|Brain Research Group >> Research >> Change-point analysis ...||<< previous next >>|
When detection of the change-points in alpha band power was performed as in the previous subsection, more than one change-point per second was obtained in average. Such density of change-points may appear to be too high and it could be necessary to look for a way to reduce it---for example, if the segments between the change-points should be subjected to further analysis. The hypothesis of the hierarchy of EEG segmental descriptions (Kaplan 1998) (see subsection 7.3.2) is a theoretical reason for introducing the adjustment of the change-point detection probability. If the fine temporal structure of the EEG is studied, one may try to find as much change-points as possible, while taking into account constrains imposed by the properties of the analyzed EEG component (for example, in the case of a periodic process the temporal resolution may depend on its period). If the higher levels of the hierarchy of EEG segmental descriptions are studied, the most "powerful" change-points could be selected from a set of detected change-points corresponding to both more and less pronounced transformations of the signal, but it is more practical to adjust the detection procedure itself for the search of only most prominent changes.
This problem can be solved in a number of ways. One of them is to operate by the "false alarm" probabilities, the method parameters which influence the probability of the decision about the presence of a change-point. An example is given in Fig. 7.5, where, in the same EEG interval, the number of change-points in alpha band power were found to be 1, 8 and 31 with three different sets of "false alarm" probabilities and with other method parameters unchanged.
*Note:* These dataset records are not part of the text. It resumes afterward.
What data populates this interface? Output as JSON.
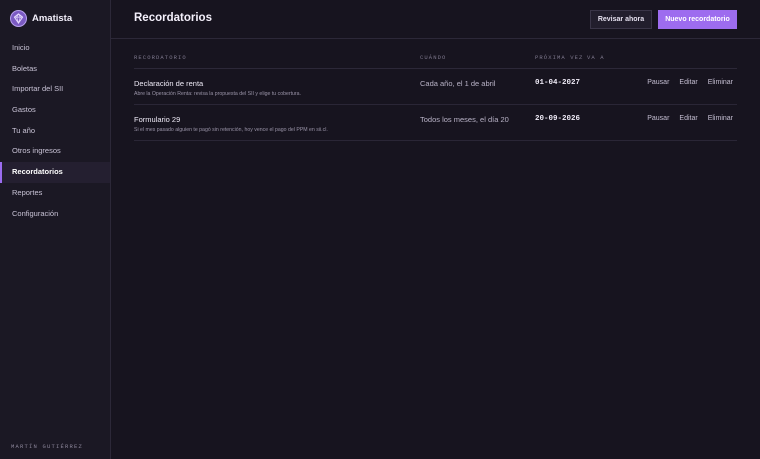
{
  "app": {
    "name": "Amatista",
    "logo_icon": "gem-icon",
    "accent": "#9d6cef"
  },
  "sidebar": {
    "items": [
      {
        "label": "Inicio"
      },
      {
        "label": "Boletas"
      },
      {
        "label": "Importar del SII"
      },
      {
        "label": "Gastos"
      },
      {
        "label": "Tu año"
      },
      {
        "label": "Otros ingresos"
      },
      {
        "label": "Recordatorios",
        "active": true
      },
      {
        "label": "Reportes"
      },
      {
        "label": "Configuración"
      }
    ],
    "user": "MARTÍN GUTIÉRREZ"
  },
  "header": {
    "title": "Recordatorios",
    "review_label": "Revisar ahora",
    "new_label": "Nuevo recordatorio"
  },
  "table": {
    "columns": {
      "reminder": "RECORDATORIO",
      "when": "CUÁNDO",
      "next": "PRÓXIMA VEZ",
      "goes": "VA A"
    },
    "rows": [
      {
        "name": "Declaración de renta",
        "description": "Abre la Operación Renta: revisa la propuesta del SII y elige tu cobertura.",
        "when": "Cada año, el 1 de abril",
        "next": "01-04-2027",
        "actions": {
          "pause": "Pausar",
          "edit": "Editar",
          "delete": "Eliminar"
        }
      },
      {
        "name": "Formulario 29",
        "description": "Si el mes pasado alguien te pagó sin retención, hoy vence el pago del PPM en sii.cl.",
        "when": "Todos los meses, el día 20",
        "next": "20-09-2026",
        "actions": {
          "pause": "Pausar",
          "edit": "Editar",
          "delete": "Eliminar"
        }
      }
    ]
  }
}
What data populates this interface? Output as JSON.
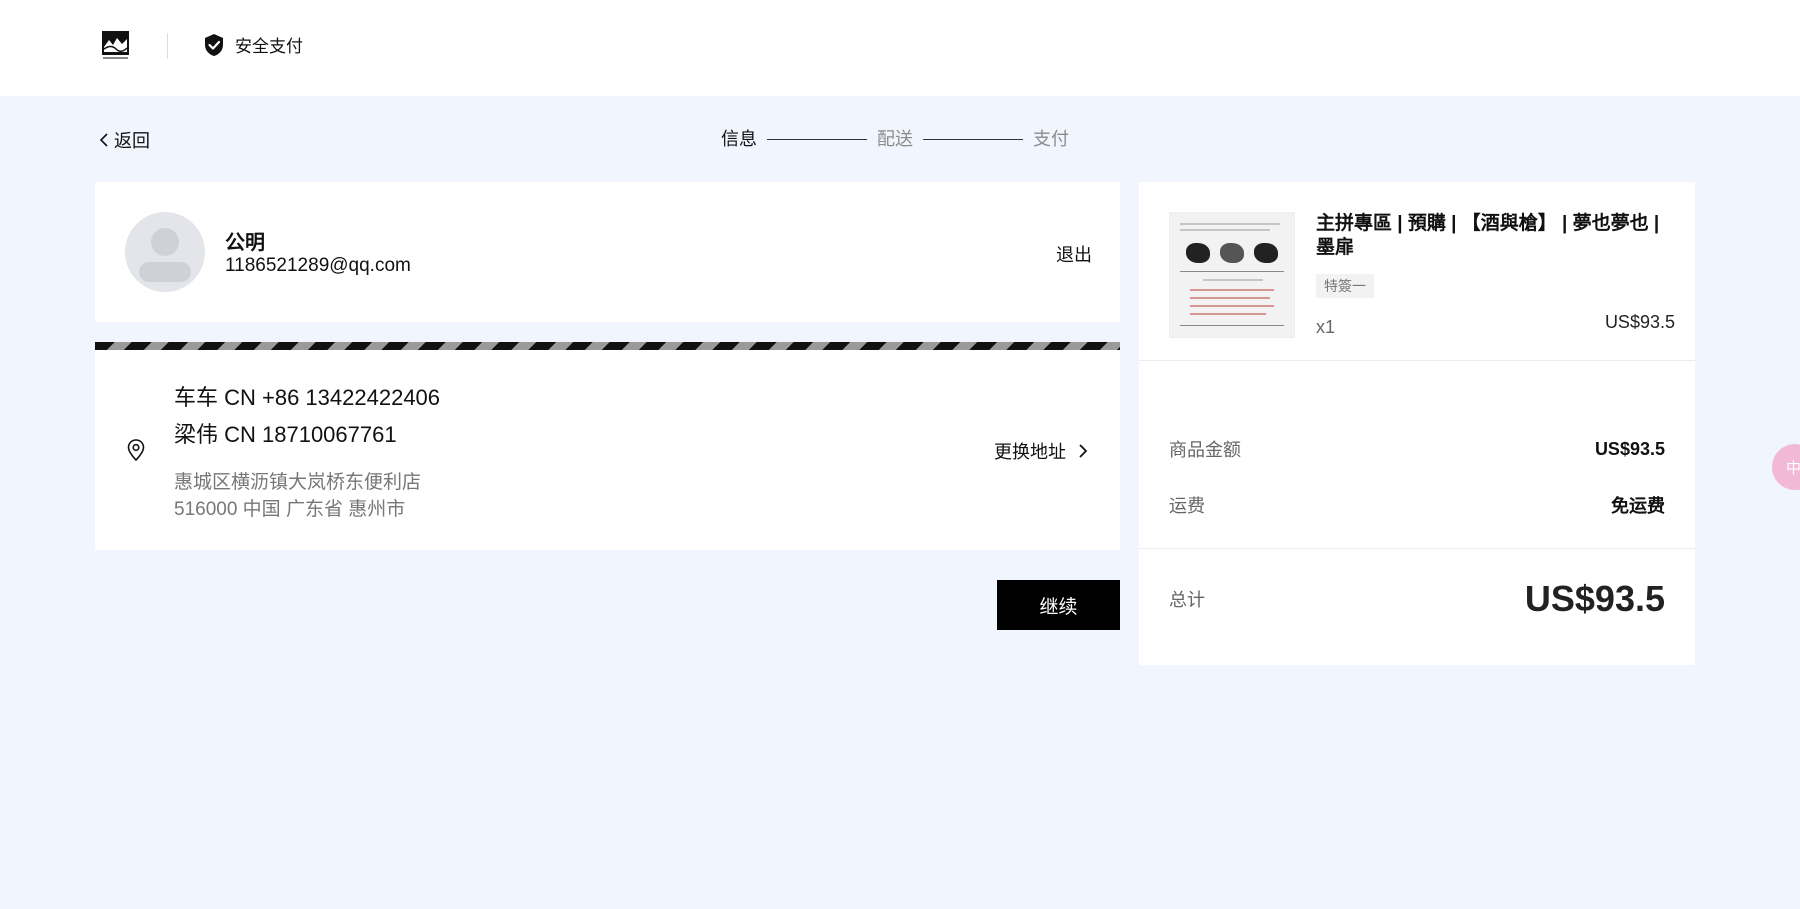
{
  "header": {
    "secure_label": "安全支付"
  },
  "nav": {
    "back_label": "返回",
    "steps": [
      {
        "label": "信息",
        "state": "active"
      },
      {
        "label": "配送",
        "state": "inactive"
      },
      {
        "label": "支付",
        "state": "inactive"
      }
    ]
  },
  "user": {
    "name": "公明",
    "email": "1186521289@qq.com",
    "logout_label": "退出"
  },
  "address": {
    "line1": "车车  CN +86 13422422406",
    "line2": "梁伟  CN 18710067761",
    "street": "惠城区横沥镇大岚桥东便利店",
    "region": "516000 中国 广东省 惠州市",
    "change_label": "更换地址"
  },
  "actions": {
    "continue_label": "继续"
  },
  "order": {
    "product_title": "主拼專區 | 預購 | 【酒與槍】 | 夢也夢也 | 墨扉",
    "variant": "特簽一",
    "quantity": "x1",
    "price": "US$93.5",
    "subtotal_label": "商品金额",
    "subtotal_value": "US$93.5",
    "shipping_label": "运费",
    "shipping_value": "免运费",
    "total_label": "总计",
    "total_value": "US$93.5"
  },
  "side_widget": {
    "label": "中"
  },
  "colors": {
    "page_bg": "#f1f5fd",
    "primary_button": "#000000",
    "side_widget": "#f2b9d6"
  }
}
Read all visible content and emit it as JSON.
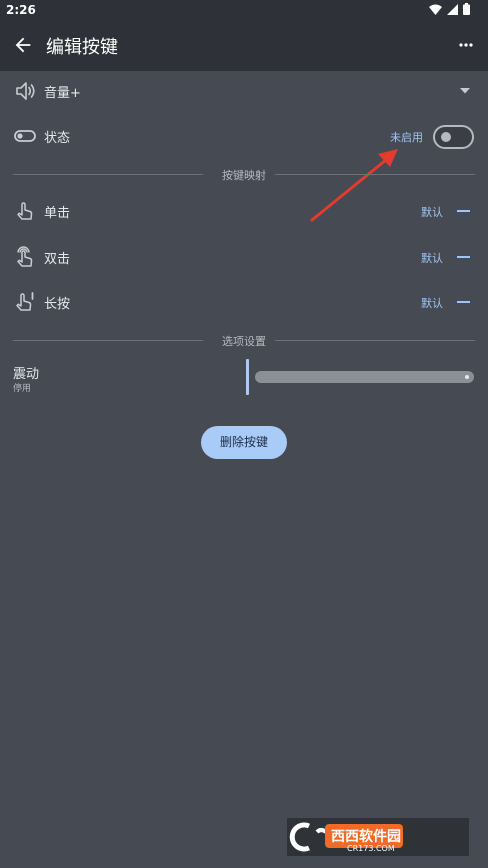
{
  "status_bar": {
    "time": "2:26"
  },
  "app_bar": {
    "title": "编辑按键"
  },
  "key_row": {
    "label": "音量+"
  },
  "state_row": {
    "label": "状态",
    "status": "未启用",
    "enabled": false
  },
  "sections": {
    "mapping": "按键映射",
    "options": "选项设置"
  },
  "mapping_rows": [
    {
      "label": "单击",
      "value": "默认"
    },
    {
      "label": "双击",
      "value": "默认"
    },
    {
      "label": "长按",
      "value": "默认"
    }
  ],
  "vibration": {
    "label": "震动",
    "sub": "停用",
    "level": 0
  },
  "delete_button": {
    "label": "删除按键"
  },
  "watermark": {
    "text": "西西软件园",
    "sub": "CR173.COM"
  },
  "colors": {
    "accent": "#9fc4f5",
    "background": "#464a52",
    "appbar": "#2e3137",
    "arrow": "#e33b2e"
  }
}
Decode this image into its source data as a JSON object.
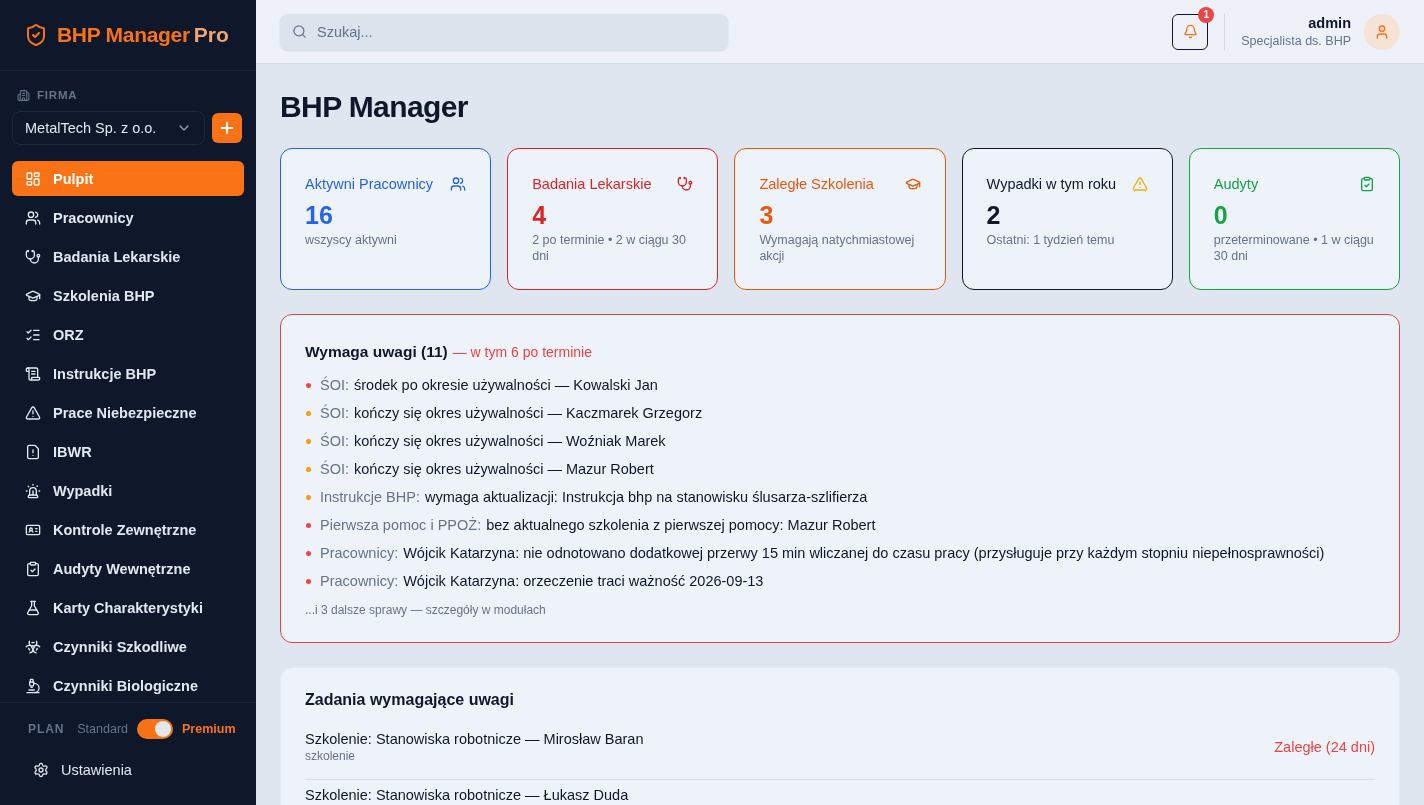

Fig. 7.5. EEG filtered in alpha band (7.5--12.5 Hz) and change-points detected with different false alarm probability
The change-points (vertical lines) were detected in the basic diagnostic
sequence with the following "false alarm" probability sets: at the preliminary
estimation stage (0.2, 0.15, 0.1), (0.6, 0.5, 0.4), (0.8, 0.75, 0.7) for the
L ≥ 100, 50 ≤ L < 100 and 25 ≤ L < 50
correspondingly; at the rejection
stage (0.04, 0.02, 0.01), (0.4, 0.2, 0.1), (0.7, 0.6, 0.5) for the same
subinterval length ranges, correspondingly. For the convinience, the
change-points are shown against the same filtered EEG. Horizontal scale: 1 s.
The "strongest" change-point, which was found as the first one at the
preliminary estimation stage (solid vertical line), can be related to the
subject's reaction to the beginning of presentation of a highlighted image
(the period of presentation is shown by shaded area). The subject (tw09) was
asked to memorize the image.
To solve the problem is especially easy when only one, clearly most prominent change-point must be found in a given interval; this is the task solved in the above discussed work of Deistler et al. (1986) using parametric approach. With our procedure, it is sufficient to determine only the instant of the change-point which will be found the first on the stage of the preliminary estimation. The "false alarm" probability, as one may see from the algorithm, does not affect the order of detection of change-points at this stage. The only serious problem is that the most prominent change-point will be detected first only if it is located not at the periphery of the studied interval.
An example of the detection of single prominent change-point can be seen also in Fig. 7.5. In this figure, the change-point which was found first is shown as a thick line. This change-point corresponds to the beginning of the response of alpha rhythm to the presentation to a subject a luminous picture which he should memorize. The subject's alpha rhythm was slightly suppressed all the time when he saw the picture, nevertheless, it undergone considerable variations both before and during the presentation. The first change-point was found within approximately 150 ms after the beginning of the presentation and indicated the beginning of the period of suppressed alpha activity.
Another economical way of data processing, which leads to the reduction of the number of change-points and enables detection of only those which correspond to long-term transformations of the signal, is the compression (condensation) of the diagnostic sequence. Its simplest form is "thinning out" the data, i.e., the use, instead of a sequence x(t), a sequence x(kt), t=1,2, ... for some fixed k>1. To avoid the loss of information, averaging of data in successive windows can be used instead of "thinning out". The compression of the diagnostic sequence is especially effective in the analysis of the EEG recorded throughout night sleep. The EEG is an excellent indicator of sleep stages, because the electrical activity of the cortex strongly depends on them, but the analysis of sleep EEG is complicated by the huge amount of data to be processed (8 h of sleep means, if EEG is sampled with digitizing rate 100 Hz, 2,880,000 samples for each channel). The compression enables rapid detection of most prominent changes in such a recording (Fig. 7.6).
Fig. 7.6. Change-points in sleep EEG: an example of data compressing
EEG was recorded from right occipital electrode (O2) during 8 h of night sleep with sampling rate 400 Hz and downsampled to 20 Hz. After artefact edition the EEG was filtered in 1--4 Hz (delta) and 4--7 Hz (theta) frequency bands, the amplitude values were squared and then averaged in sequential non-overlaping windows (length 5 s, or 100 samples). The resulting sequences are shown (in each pair the upper curve is for theta band and the lower one is for delta) along with the change-points (vertical lines) detected in them.